Estas famílias empresárias precisam lidar bem com estes e outros recursos intangíveis, tanto internos quanto os que se voltam para sua ligação com o meio se quiserem que a empresa perdure.

O estudo sobre estes recursos intangíveis são enfocados um livro da Editora Algar que será publicado proximamente (em inglês). No primeiro capítulo de Robert S. Nason, Ana Cristina González L. e Pramodita Sharma (2014) indicam que estes recursos imateriais internos têm a ver com a história e experiência únicas da família.

Associam-se ao conhecimento tácito que é aprendido e transmitido durante o convívio e as lides com a empresa e nos relacionamentos com as pessoas que a compõem.

Esta história da família cria um legado que impacta na formação da visão, na intenção de fazer a empresa caminhar. Gera uma visão de longo prazo, transmitida para seus membros. Torna menos provável que as decisões sejam pautadas simplesmente pelo retorno econômico-financeiro.

Outros recursos intangíveis englobam o processo de aprendizagem, a rede de relações sociais, a tomada de decisão e a profissionalização. Este patrimônio de experiência e de conhecimento tácito influencia e possibilita a criação de novos produtos e serviços, mantendo a vantagem competitiva da empresa.

Frequentemente seus gestores gerenciam por meios intuitivos (vejam a este respeito declaração da Luiza Trajano no terceiro Fórum de Mulheres Empreendedoras). É difícil articular e identificar as bases e a origem destas decisões intuitivas.

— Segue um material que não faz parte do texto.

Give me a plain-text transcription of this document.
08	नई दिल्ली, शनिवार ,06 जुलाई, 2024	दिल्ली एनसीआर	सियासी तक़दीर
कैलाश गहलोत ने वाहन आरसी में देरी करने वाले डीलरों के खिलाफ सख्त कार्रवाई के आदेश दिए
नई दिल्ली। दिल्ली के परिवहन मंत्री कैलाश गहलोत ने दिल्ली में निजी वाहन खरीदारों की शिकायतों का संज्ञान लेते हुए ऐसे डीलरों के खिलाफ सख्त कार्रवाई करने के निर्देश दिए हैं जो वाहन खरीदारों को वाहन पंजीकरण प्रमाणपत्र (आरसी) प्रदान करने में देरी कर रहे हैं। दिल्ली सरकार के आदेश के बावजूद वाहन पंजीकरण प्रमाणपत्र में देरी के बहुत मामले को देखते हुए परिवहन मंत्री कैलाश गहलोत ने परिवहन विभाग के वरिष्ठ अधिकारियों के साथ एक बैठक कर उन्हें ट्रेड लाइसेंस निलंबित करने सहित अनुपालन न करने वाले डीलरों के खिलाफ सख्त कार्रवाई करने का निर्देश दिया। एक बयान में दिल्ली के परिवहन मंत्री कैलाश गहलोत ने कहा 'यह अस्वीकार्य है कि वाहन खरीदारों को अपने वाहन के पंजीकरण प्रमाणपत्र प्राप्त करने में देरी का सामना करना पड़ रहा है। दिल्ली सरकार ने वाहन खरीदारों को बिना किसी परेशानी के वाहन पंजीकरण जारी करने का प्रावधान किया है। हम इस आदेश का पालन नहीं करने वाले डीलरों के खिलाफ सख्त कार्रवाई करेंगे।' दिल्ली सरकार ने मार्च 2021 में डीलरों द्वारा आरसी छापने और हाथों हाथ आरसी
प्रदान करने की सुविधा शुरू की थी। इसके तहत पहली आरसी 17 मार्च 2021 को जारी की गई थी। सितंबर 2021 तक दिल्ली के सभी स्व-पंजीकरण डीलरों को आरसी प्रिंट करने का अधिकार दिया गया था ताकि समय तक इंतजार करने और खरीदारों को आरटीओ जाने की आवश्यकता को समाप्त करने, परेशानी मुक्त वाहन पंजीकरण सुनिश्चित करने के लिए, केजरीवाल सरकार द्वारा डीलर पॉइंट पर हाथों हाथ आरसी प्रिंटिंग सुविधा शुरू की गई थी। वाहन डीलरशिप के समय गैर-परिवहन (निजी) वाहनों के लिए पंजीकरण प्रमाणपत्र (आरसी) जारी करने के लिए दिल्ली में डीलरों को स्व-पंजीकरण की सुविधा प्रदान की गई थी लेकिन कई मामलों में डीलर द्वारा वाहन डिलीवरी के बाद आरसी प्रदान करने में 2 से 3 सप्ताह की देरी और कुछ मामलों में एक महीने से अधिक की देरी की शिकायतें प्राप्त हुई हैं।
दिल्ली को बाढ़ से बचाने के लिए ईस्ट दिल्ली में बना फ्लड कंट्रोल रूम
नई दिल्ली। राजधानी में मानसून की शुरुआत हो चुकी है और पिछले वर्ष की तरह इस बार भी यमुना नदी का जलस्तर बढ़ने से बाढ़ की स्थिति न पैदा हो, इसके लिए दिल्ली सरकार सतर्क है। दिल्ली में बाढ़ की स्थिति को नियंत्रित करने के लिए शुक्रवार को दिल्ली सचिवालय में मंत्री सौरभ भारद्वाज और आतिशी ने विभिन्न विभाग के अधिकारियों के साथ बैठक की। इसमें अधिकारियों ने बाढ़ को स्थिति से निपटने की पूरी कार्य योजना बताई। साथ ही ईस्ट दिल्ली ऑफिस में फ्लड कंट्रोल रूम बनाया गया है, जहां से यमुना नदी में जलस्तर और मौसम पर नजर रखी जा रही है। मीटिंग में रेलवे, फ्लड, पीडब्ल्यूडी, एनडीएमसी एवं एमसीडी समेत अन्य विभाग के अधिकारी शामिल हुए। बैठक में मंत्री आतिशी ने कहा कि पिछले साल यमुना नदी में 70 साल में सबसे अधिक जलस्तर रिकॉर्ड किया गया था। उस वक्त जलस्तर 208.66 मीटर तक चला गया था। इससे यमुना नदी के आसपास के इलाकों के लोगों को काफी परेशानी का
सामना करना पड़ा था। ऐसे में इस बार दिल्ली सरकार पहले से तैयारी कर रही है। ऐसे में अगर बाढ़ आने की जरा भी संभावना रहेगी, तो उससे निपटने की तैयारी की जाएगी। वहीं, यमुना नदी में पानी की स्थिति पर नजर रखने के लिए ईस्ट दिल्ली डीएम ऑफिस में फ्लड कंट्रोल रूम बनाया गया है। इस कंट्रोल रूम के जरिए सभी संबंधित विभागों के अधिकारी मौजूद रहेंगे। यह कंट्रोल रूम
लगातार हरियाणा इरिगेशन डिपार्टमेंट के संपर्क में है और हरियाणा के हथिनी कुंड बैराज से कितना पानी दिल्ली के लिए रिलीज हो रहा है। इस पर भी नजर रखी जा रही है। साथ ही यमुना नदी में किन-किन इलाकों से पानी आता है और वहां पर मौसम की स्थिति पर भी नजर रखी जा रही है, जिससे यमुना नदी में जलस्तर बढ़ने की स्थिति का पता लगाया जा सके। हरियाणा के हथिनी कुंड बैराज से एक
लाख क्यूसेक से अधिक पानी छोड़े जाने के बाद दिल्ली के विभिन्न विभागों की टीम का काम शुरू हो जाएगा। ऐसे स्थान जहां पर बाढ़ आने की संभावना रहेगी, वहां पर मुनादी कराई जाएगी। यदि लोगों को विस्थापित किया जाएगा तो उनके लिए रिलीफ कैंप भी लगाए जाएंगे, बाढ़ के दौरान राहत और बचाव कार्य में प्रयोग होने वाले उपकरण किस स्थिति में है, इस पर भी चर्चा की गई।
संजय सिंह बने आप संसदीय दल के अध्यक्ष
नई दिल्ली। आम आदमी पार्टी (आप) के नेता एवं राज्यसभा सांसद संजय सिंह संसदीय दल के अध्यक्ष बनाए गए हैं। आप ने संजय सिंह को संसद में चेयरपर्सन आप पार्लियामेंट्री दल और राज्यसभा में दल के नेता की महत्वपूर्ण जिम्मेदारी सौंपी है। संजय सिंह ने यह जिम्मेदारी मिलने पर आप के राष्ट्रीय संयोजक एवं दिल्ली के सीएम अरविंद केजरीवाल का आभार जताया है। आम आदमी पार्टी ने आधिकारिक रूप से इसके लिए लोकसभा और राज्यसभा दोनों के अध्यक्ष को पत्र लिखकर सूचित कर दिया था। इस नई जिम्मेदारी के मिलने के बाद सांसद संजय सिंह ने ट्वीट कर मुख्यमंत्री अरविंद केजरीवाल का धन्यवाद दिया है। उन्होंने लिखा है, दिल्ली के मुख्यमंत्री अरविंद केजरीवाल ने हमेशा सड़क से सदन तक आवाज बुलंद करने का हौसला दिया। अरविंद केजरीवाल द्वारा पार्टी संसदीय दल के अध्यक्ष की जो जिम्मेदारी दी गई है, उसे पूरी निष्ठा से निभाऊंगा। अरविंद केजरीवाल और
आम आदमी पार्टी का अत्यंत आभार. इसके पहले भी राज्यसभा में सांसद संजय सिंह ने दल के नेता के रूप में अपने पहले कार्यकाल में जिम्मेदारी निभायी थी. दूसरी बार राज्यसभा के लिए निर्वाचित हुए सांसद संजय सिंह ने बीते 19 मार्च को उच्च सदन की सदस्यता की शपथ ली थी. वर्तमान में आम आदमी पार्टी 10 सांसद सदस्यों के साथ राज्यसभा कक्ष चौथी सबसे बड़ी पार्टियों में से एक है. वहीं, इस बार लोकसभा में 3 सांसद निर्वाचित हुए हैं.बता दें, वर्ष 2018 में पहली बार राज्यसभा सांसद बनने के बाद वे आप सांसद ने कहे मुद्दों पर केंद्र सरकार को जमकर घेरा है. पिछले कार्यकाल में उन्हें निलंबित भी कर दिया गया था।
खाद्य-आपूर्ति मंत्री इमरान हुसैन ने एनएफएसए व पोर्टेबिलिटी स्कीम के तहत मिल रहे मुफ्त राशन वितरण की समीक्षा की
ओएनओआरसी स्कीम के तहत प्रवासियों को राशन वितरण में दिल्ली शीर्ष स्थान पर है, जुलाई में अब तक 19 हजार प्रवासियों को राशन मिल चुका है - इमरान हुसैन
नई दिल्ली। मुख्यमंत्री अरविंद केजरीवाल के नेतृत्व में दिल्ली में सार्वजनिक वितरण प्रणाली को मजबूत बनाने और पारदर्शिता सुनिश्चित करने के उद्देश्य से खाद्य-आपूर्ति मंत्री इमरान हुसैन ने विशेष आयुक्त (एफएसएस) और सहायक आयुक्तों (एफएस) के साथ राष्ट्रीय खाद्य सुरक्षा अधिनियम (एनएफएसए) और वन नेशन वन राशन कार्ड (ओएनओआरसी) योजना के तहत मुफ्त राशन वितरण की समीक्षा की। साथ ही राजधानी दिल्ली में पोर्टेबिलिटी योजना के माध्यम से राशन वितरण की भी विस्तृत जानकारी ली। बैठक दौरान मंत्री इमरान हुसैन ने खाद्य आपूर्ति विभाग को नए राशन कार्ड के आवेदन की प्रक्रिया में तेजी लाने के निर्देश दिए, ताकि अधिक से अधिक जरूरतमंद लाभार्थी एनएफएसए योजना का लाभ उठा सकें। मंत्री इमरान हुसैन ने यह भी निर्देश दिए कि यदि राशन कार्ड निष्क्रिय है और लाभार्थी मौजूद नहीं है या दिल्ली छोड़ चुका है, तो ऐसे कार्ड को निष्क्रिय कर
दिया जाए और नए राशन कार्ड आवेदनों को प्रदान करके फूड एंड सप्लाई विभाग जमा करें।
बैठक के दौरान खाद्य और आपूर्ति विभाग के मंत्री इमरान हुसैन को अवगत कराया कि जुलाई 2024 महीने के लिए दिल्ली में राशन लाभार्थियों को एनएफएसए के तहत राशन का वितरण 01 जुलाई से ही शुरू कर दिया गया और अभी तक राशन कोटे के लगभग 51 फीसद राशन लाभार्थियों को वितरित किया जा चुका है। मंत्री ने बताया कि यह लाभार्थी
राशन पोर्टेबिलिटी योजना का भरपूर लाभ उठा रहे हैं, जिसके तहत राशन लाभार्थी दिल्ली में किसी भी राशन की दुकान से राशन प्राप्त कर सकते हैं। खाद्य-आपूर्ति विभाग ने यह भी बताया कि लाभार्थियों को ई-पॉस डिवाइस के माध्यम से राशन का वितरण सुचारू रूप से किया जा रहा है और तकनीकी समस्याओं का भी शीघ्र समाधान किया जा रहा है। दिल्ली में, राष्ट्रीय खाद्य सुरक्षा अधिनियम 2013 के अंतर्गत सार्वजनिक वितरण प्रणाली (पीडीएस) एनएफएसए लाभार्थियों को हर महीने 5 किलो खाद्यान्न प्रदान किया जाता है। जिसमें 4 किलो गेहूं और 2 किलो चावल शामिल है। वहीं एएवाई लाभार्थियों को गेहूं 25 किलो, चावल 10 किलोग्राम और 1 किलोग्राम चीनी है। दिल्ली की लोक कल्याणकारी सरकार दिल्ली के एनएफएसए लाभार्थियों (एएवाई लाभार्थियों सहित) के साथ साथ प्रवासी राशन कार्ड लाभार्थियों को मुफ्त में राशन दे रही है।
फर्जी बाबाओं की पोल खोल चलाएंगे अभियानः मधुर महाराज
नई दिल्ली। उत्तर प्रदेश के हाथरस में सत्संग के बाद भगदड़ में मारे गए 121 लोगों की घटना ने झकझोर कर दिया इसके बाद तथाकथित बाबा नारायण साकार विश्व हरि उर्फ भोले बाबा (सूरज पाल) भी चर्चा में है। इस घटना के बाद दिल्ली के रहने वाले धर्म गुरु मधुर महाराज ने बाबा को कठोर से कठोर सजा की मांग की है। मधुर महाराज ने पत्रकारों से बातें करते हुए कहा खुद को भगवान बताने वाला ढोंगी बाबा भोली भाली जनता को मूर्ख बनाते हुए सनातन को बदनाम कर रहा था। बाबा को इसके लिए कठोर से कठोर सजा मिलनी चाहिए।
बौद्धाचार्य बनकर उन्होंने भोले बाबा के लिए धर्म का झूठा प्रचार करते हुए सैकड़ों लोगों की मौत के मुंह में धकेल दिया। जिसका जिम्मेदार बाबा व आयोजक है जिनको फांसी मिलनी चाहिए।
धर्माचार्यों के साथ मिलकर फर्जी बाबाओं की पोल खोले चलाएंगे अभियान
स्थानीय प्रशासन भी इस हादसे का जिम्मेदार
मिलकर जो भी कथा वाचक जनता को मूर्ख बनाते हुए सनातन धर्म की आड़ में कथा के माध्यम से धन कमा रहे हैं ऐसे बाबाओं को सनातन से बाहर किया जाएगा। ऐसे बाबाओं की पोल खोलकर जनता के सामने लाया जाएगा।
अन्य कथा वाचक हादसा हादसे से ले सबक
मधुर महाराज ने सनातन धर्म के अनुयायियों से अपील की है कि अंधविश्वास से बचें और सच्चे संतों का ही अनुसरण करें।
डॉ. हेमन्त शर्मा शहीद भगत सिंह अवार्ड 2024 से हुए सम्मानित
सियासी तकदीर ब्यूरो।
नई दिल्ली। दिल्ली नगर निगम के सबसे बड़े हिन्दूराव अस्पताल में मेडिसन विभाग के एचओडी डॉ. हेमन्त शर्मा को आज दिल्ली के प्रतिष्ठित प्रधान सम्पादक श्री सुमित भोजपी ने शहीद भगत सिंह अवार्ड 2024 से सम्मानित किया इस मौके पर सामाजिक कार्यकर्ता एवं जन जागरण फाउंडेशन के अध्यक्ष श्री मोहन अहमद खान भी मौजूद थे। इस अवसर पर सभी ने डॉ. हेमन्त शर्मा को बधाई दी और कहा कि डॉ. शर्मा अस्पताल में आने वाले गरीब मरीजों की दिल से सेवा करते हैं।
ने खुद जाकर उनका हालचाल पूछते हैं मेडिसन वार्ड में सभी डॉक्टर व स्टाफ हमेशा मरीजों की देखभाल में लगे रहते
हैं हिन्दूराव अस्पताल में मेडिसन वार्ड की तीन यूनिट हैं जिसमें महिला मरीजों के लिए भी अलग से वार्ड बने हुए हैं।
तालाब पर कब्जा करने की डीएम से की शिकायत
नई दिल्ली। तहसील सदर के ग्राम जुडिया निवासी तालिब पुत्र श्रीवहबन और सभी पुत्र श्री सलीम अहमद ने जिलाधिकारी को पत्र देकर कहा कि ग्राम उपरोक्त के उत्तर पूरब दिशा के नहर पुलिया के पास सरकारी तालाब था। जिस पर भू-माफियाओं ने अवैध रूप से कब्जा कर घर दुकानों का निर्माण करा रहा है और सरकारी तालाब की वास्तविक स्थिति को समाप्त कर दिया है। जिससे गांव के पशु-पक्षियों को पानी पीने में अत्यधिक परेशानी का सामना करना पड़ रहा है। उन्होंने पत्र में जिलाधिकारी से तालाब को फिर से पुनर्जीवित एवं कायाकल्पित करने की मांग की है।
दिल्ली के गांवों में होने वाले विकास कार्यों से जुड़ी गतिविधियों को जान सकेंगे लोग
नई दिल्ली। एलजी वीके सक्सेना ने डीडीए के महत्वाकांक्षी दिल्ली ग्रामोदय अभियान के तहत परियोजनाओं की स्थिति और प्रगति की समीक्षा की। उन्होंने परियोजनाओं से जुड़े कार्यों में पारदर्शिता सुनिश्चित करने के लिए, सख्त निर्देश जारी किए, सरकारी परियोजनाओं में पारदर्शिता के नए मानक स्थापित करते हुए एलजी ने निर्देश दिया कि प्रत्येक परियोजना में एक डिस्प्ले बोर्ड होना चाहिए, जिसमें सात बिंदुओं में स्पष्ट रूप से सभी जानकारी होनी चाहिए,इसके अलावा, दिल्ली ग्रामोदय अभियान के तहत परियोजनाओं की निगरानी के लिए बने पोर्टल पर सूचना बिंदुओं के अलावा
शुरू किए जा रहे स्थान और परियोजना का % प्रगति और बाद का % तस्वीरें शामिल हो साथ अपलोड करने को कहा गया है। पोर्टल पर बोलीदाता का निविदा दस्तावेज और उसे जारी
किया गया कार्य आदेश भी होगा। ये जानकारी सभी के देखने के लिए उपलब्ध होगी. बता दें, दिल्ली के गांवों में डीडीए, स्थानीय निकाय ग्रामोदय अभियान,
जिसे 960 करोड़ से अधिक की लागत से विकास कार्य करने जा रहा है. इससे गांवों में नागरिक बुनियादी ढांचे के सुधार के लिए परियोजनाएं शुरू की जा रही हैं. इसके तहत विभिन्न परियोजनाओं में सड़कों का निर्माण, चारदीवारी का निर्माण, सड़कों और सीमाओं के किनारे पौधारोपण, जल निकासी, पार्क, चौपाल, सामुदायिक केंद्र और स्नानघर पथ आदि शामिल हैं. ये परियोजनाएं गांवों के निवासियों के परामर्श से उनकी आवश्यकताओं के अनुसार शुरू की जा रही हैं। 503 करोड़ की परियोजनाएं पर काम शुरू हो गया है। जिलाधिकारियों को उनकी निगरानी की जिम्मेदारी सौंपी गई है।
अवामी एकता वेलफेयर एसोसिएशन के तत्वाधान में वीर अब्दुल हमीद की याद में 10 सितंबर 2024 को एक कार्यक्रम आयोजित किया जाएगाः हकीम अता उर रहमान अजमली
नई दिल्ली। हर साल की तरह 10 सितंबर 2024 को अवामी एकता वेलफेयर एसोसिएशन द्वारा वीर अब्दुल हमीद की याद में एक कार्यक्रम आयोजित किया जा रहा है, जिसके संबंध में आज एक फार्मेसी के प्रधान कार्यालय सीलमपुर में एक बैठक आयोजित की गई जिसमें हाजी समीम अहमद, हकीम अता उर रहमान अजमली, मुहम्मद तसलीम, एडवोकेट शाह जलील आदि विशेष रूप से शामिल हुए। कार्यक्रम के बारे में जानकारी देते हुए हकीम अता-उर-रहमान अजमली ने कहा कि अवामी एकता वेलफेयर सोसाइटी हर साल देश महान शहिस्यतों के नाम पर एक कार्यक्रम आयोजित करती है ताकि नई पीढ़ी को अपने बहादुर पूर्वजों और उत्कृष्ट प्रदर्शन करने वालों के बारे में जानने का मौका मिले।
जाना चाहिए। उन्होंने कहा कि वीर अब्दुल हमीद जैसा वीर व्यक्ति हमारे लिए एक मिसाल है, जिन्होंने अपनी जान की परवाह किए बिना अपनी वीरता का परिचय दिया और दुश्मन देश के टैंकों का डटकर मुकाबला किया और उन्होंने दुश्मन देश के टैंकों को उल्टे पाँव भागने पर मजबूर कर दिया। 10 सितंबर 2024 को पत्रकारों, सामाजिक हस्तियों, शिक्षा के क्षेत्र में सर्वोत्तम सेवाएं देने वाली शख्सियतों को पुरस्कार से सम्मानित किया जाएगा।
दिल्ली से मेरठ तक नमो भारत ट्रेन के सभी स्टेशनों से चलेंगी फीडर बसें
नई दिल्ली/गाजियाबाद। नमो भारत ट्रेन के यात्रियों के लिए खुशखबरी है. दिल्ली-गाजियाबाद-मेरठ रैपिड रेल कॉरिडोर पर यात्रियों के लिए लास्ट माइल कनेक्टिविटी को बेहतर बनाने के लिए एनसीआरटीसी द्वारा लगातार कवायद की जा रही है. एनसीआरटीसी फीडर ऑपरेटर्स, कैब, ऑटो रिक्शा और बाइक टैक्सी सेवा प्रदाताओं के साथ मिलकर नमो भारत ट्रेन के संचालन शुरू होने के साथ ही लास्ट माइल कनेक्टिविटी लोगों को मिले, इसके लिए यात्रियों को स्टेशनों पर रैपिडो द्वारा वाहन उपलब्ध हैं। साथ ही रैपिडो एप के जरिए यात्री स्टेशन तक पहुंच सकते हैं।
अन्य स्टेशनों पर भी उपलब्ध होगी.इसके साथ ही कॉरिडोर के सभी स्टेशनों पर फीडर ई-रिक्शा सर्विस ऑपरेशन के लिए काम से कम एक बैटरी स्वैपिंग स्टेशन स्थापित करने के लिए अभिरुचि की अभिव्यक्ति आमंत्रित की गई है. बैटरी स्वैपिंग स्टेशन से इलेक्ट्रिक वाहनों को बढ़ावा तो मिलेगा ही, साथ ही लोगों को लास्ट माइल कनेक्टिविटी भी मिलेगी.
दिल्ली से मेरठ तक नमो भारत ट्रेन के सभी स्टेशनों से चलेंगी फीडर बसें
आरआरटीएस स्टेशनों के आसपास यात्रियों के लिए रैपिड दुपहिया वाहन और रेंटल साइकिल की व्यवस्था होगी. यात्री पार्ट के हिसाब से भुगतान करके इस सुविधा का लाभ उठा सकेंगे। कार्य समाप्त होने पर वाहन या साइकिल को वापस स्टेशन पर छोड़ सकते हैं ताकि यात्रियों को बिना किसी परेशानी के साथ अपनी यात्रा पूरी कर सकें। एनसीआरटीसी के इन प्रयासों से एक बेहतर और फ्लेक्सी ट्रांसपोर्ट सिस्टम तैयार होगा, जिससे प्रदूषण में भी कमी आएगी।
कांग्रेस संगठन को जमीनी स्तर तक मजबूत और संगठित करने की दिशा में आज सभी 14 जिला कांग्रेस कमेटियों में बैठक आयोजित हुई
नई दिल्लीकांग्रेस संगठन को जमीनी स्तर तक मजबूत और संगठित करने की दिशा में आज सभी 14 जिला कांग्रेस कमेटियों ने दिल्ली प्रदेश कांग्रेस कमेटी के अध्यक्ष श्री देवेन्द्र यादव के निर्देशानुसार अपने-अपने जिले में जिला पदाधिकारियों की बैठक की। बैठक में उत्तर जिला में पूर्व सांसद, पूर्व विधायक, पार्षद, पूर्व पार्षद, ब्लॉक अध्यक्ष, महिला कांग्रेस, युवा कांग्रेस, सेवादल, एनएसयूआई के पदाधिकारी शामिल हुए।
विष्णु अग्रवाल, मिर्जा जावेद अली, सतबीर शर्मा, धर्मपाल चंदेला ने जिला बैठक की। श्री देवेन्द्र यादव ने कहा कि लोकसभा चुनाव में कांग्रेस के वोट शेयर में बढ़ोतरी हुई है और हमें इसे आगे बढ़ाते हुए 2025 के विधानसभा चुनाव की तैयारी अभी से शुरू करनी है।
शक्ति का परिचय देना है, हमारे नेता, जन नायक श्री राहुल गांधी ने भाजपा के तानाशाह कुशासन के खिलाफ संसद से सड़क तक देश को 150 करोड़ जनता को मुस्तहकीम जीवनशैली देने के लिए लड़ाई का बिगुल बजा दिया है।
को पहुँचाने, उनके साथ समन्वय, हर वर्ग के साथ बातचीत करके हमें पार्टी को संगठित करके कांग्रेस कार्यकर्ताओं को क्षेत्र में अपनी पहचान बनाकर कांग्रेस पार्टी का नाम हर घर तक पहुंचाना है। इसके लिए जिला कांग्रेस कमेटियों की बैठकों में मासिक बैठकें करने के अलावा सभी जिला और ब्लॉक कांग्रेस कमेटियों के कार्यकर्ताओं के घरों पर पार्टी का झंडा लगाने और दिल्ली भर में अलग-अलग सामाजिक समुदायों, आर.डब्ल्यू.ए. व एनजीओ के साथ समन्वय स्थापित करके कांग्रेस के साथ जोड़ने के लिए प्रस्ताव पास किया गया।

Entretanto, as famílias empreendedoras precisam criar formas de conviver com elas e até de “passar” as diferentes formas de gerenciar.

A reputação é outro destes recursos intangíveis e é construída na rede de relacionamentos externos com pessoas e organizações, fazendo parte do capital social da empresa. Constitui outro patrimônio que permite surfar as turbulências do ambiente visto que encerram parcerias de confiança, com uma orientação de longo prazo.

Geralmente estas ligações com o ambiente são construídas pelo fundador ou líder da família. No entanto, outros familiares devem ser introduzidos nestas relações para permitir uma continuidade caso algo aconteça ao fundador.

A recombinação destes recursos é que permite a manutenção da vantagem competitiva. Fica então o desafio para as empresas familiares de reconhecer, inventariar estes recursos e encontrar formas de transmiti-los e potencializá-los.